A tal menina a que se refere a narrativa é Laurence. Pela altura do nascimento, o pai, que até é médico, acorre à clínica para assistir ao parto. Não é comum na época, as águas eram separadas e dizia-se que eles, os pais, não deviam assistir àquele estado de (des)graça de uma mulher, podiam ficar traumatizados, arruinaria para sempre qualquer relação. Mas o pai de Laurence, imbuído por um pressentimento que não se concretiza, vai porque quer ver chegar o seu rapaz, reserva o champanhe mais caro, prepara a festa: é o segundo filho, desta vez é que é. Quando a parteira anuncia que, afinal, é uma menina, os ânimos esmorecem. Não há risos nem abraços, ele vai-se embora, amuado. É tempo de tentar outra vez...
Em 'Menina, Nome Feminino', Camille Laurens retrata com mestria um tempo que queremos acreditar ser muito diferente daquele em que vivemos, mas que a história nos mostra não ser assim tão distante. Laurence cresce a perceber que ser menina não é, de todo, igual a nascer-se menino, rapaz, e todo o livro explora de fora magistral essa perceção, essa 'sorte' condicionada à nascença, num tempo em que as bebés chegavam ao mundo e eram tarefa das mães, o seu emprego, para que mais elas haveriam de servir?
Os pais eram aquela figura semi-ausente que, de vez em quando, aparecia para fazer umas coceguinhas na bochecha, mas rapidamente ia à sua vida, tinham mais que fazer.
Provavelmente não só sou eu a pensar isto, mas este tipo de livros, que retratam realidades que queremos longínquas, deixam-me por vezes com a sensação de que, afinal, nem tanta coisa mudou.Foi-se mudando, mas no fundo continuamos a viver numa sociedade demasiado patriarcal.
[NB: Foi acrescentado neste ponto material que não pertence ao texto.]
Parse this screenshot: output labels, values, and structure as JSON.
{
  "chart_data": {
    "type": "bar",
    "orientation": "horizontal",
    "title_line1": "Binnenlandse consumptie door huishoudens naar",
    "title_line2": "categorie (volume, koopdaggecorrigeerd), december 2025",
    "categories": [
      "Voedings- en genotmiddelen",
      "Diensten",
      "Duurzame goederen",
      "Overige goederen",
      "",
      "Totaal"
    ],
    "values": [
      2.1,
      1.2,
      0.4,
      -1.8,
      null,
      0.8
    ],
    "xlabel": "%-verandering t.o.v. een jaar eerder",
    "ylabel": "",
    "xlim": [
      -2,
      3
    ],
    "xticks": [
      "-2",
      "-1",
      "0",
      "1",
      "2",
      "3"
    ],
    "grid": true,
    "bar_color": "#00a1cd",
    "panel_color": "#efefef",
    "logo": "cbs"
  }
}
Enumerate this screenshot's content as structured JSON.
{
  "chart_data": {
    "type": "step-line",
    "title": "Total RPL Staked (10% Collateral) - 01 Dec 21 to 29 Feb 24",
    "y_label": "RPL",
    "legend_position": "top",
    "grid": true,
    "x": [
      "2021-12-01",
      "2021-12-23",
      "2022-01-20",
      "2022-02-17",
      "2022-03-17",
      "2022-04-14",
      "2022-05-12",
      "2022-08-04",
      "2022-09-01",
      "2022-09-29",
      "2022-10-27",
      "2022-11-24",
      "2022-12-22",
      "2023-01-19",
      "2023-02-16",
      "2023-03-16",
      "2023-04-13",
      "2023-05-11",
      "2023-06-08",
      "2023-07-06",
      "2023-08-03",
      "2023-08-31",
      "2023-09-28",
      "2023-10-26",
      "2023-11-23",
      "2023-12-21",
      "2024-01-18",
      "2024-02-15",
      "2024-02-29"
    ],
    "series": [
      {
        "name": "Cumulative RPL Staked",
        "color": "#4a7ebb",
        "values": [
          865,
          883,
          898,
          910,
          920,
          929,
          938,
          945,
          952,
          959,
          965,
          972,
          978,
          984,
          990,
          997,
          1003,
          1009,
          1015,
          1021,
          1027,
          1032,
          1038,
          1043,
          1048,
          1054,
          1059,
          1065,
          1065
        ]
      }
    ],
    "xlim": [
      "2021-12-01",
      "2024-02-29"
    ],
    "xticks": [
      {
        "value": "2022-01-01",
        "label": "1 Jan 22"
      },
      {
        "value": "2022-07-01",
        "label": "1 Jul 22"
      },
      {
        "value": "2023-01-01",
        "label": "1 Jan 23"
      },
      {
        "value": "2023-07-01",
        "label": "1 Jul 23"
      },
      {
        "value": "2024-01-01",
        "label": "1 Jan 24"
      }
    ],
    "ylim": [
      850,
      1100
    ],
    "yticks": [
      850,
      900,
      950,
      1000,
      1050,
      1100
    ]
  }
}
Ainda me lembro de quando, há uns bons 15 anos, no início da minha carreira como jornalista, naquelas entrevistas coletivas, se tinha por hábito perguntar aos recéns-papás famosos: "Então, já trocaram muitas fraldas?", como se fosse um ato heróico, um feito extraordinário. A maioria respondia, timidamente, "apenas algumas", justificando a escassez pela falta de jeito, porque talvez unir dois pontos de uma fralda ou limpar o rabo de um bebé tivesse alguma ciência só compatível com um doutoramento.
Anos depois, a pergunta mudou, era mais uma coisa do género: "então, e ajuda com o bebé?". Lá está, a obrigação em primeira instância é dela, mas o pai de vez em quando até pode dar uma mãozinha.
Só mais recentemente se começou a de uma co-parentalidade, mas não nos enganemos. Apesar daquilo que hoje se exige aos pais (masculino), da envolvência cada vez maior, apesar de se garantir que hoje em dia é 'ela por ela', 'taco a taco', a carga maior continua a estar nas costas de uma mãe: que sabe os remédios que o filho toma e a que horas, que não pergunta 30 vezes qual é o tamanho de fraldas que o bebé usa porque, naturalmente, tem esse número na cabeça, que sabe fazer uma sopa sem questionar outras 30 vezes o parceiro o que é que leva, e podíamos continuar por aí fora.
Ao ler este livro, vencedor do Prémio Femina - e que decidi ler por sugestão da Helena Magalhães, do Bookgang - questionamo-nos também, uma e outra vez, porque é que uma mulher pode até ser muito melhor do que o seu par, mas receberá, por norma, sempre menos do que um homem (Cristina Ferreira é, por exemplo, uma exceção que só confirma a regra) e que não, o feminismo nos dias que correm não é assim tão exagerado quanto pensamos, é importante lembrarmo-nos que lá por uma terra ter sido conquistada, a pulso, não quer dizer que não venha um bando de piratas tentar resgatá-la.
"É menina. Começa com uma palavra, como a luz ou a escuridão. O teu nascimento é semelhante à criação do mundo; há o céu e a há a Terra, uma palavra corta em dois o espaço..."
'Menina, Nome Feminino' é obrigatório. Obrigada à Camille, que o escreveu.